Retirement funds are often the largest assets owned by a married couple in Tennessee. Therefore, it comes as no surprise that dividing these accounts can be complicated during a divorce. According to a survey of divorce attorneys, retirement accounts are one of the three most difficult issues to resolve at the end of a marriage. The other leading concerns were also financial — business division and alimony payments.

People spend years building up their retirement accounts, so they may be hesitant to sacrifice even a portion of these funds. However, reaching an agreement is not the only issue at stake when it comes to dividing retirement funds. It’s also important to go through the process correctly in order to avoid significant costs, including penalties, fees and taxes. The divorce decree is not sufficient to divide workplace accounts like 401(k)s and pension plans. Instead, a special court order called a qualified domestic relations order (QDRO) must be obtained in order to direct a plan administrator to divide a retirement fund. A separate QDRO is required for each fund that will be divided.

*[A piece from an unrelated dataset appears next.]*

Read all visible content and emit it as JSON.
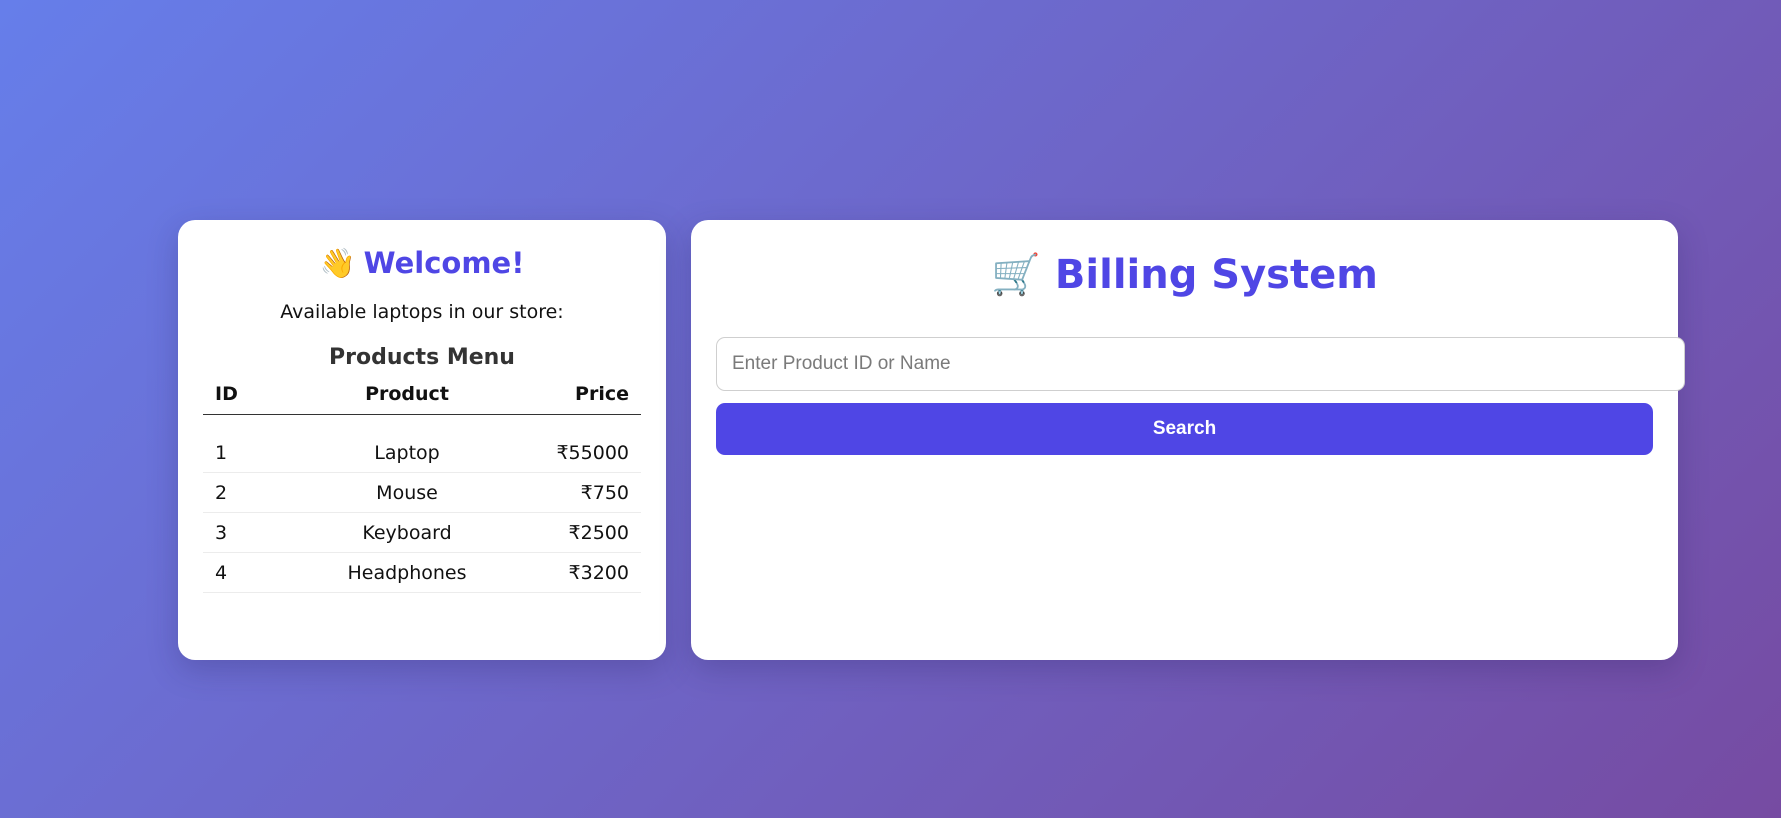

It is also important to make sure that the QDRO is accurate, reflecting the agreement reached between the parties. If the funds will be moved to a rollover IRA, this must be specified in the order. In addition, the QDRO should include a percentage distribution rather than a dollar account. That’s because the shifting value of the funds may lead to an inequitable outcome.

Couples who are going through a divorce may be especially concerned about the financial effects of splitting up. A family law attorney can help a client protect key assets and achieve a fair agreement on divorce issues like property division and spousal support.